Vectorized ASCII->integer DNA base
Ideally, do the translation once when you read in sequences, and internally store them in 0/1/2/3 arrays instead of A/C/G/T ASCII strings.
如果我们不必检查错误(无效字符),则可以使用pshufb对其进行手动向量化.在Mike的代码中,我们在FP循环之前转换了整个输入,这可以大大提高代码的那部分.

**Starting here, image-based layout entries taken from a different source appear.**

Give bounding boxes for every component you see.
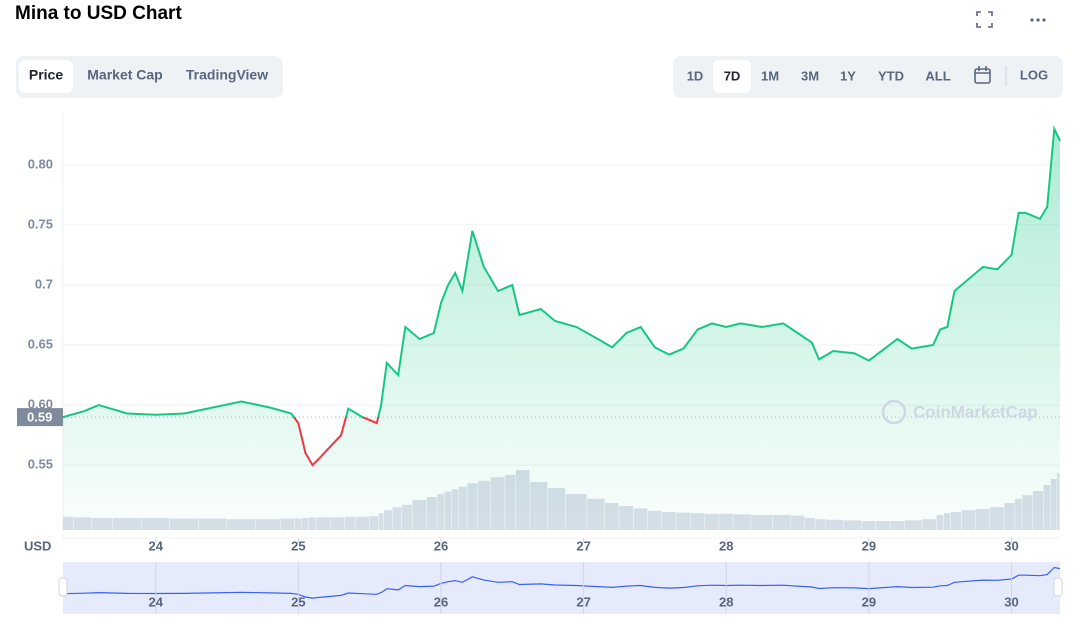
- navigator-tick-label: 30: [1004, 594, 1018, 609]
- y-tick-label: 0.55: [28, 457, 53, 472]
- current-price-box: [17, 408, 63, 427]
- log-toggle[interactable]: LOG: [1020, 67, 1048, 82]
- x-tick-label: 27: [576, 538, 590, 553]
- current-price-label: 0.59: [27, 410, 52, 425]
- navigator-tick-label: 26: [434, 594, 448, 609]
- x-tick-label: 26: [434, 538, 448, 553]
- more-icon[interactable]: [1030, 18, 1046, 22]
- price-line: [62, 125, 1061, 467]
- tab-group: [16, 56, 283, 98]
- y-tick-label: 0.65: [28, 336, 53, 351]
- range-option[interactable]: 3M: [801, 68, 819, 83]
- y-tick-label: 0.75: [28, 216, 53, 231]
- y-tick-label: 0.60: [28, 397, 53, 412]
- navigator-tick-label: 25: [291, 594, 305, 609]
- range-option[interactable]: YTD: [878, 68, 904, 83]
- navigator-tick-label: 28: [719, 594, 733, 609]
- range-group: [673, 56, 1063, 98]
- fullscreen-icon[interactable]: [976, 11, 993, 28]
- y-tick-label: 0.80: [28, 156, 53, 171]
- title: Mina to USD Chart: [15, 3, 182, 24]
- navigator-handle[interactable]: [58, 577, 68, 597]
- range-option[interactable]: ALL: [925, 68, 950, 83]
- navigator-handle[interactable]: [1053, 577, 1063, 597]
- range-option[interactable]: 1Y: [840, 68, 856, 83]
- navigator-tick-label: 29: [862, 594, 876, 609]
- navigator-bg: [63, 562, 1060, 614]
- y-axis-unit: USD: [24, 538, 51, 553]
- x-tick-label: 29: [862, 538, 876, 553]
- navigator-line: [62, 566, 1061, 599]
- range-option[interactable]: 1D: [687, 68, 704, 83]
- navigator-tick-label: 24: [148, 594, 163, 609]
- tab-selected-bg: [19, 60, 73, 93]
- calendar-icon[interactable]: [974, 66, 991, 84]
- x-tick-label: 25: [291, 538, 305, 553]
- navigator-tick-label: 27: [576, 594, 590, 609]
- range-selected-bg: [713, 60, 751, 93]
- x-tick-label: 28: [719, 538, 733, 553]
- watermark-logo: [881, 399, 907, 425]
- tab[interactable]: Market Cap: [87, 67, 162, 83]
- tab[interactable]: Price: [29, 67, 63, 83]
- x-tick-label: 24: [148, 538, 163, 553]
- price-area: [63, 128, 1060, 531]
- y-tick-label: 0.7: [35, 276, 53, 291]
- tab[interactable]: TradingView: [186, 67, 268, 83]
- range-option[interactable]: 7D: [724, 68, 741, 83]
- x-tick-label: 30: [1004, 538, 1018, 553]
- range-option[interactable]: 1M: [761, 68, 779, 83]
- watermark: CoinMarketCap: [913, 402, 1038, 421]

It can be manually vectorized with pshufb, if we don't have to check for errors (invalid characters). In Mike's code, where we translate the whole input ahead of the FP loop, this can give a big speedup to that part of the code.
对于即时翻译,我们可以使用向量来实现:
For translating on the fly, we could use a vector to:
- 在外循环中翻译一个由16个输入字符组成的块
- 将其存储到16个字节的缓冲区中,
- 然后从内循环中进行标量加载.
由于gcc似乎完全展开了向量循环,因此这将用6条向量指令(包括加载和存储)替换16条movzx
指令.
Since gcc seems to fully unroll the vector loop, this would replace 16 movzx
instructions with 6 vector instructions (including the load and store).
#include <immintrin.h>
__m128i nucleotide_ASCII_to_number(__m128i input) {
// map A->0, C->1, G->2, T->3.
// low 4 bits aren't unique low 4 bits *are* unique
/* 'A' = 65 = 0b100 0001 >>1 : 0b10 0000
* 'C' = 67 = 0b100 0011 >>1 : 0b10 0001
* 'G' = 71 = 0b100 0111 >>1 : 0b10 0011
* 'T' = 87 = 0b101 0111 >>1 : 0b10 1011 // same low 4 bits for lower-case
*
* We right-shift by one, mask, and use that as indices into a LUT
* We can use pshufb as a 4bit LUT, to map all 16 chars in parallel
*/
__m128i LUT = _mm_set_epi8(0xff, 0xff, 0xff, 0xff, 3, 0xff, 0xff, 0xff,
0xff, 0xff, 0xff, 0xff, 2, 0xff, 1, 0);
// Not all "bogus" characters map to 0xFF, but 0xFF in the output only happens on invalid input
__m128i shifted = _mm_srli_epi32(input, 1); // And then mask, to emulate srli_epi8
__m128i masked = _mm_and_si128(shifted, _mm_set1_epi8(0x0F));
__m128i nucleotide_codes = _mm_shuffle_epi8(LUT, masked);
return nucleotide_codes;
}
// compiles to:
vmovdqa xmm1, XMMWORD PTR .LC2[rip] # the lookup table
vpsrld xmm0, xmm0, 1 # tmp96, input,
vpand xmm0, xmm0, XMMWORD PTR .LC1[rip] # D.74111, tmp96,
vpshufb xmm0, xmm1, xmm0 # tmp100, tmp101, D.74111
ret
这篇关于计算序列可能性的更快方法?的文章就介绍到这了,希望我们推荐的答案对大家有所帮助,也希望大家多多支持!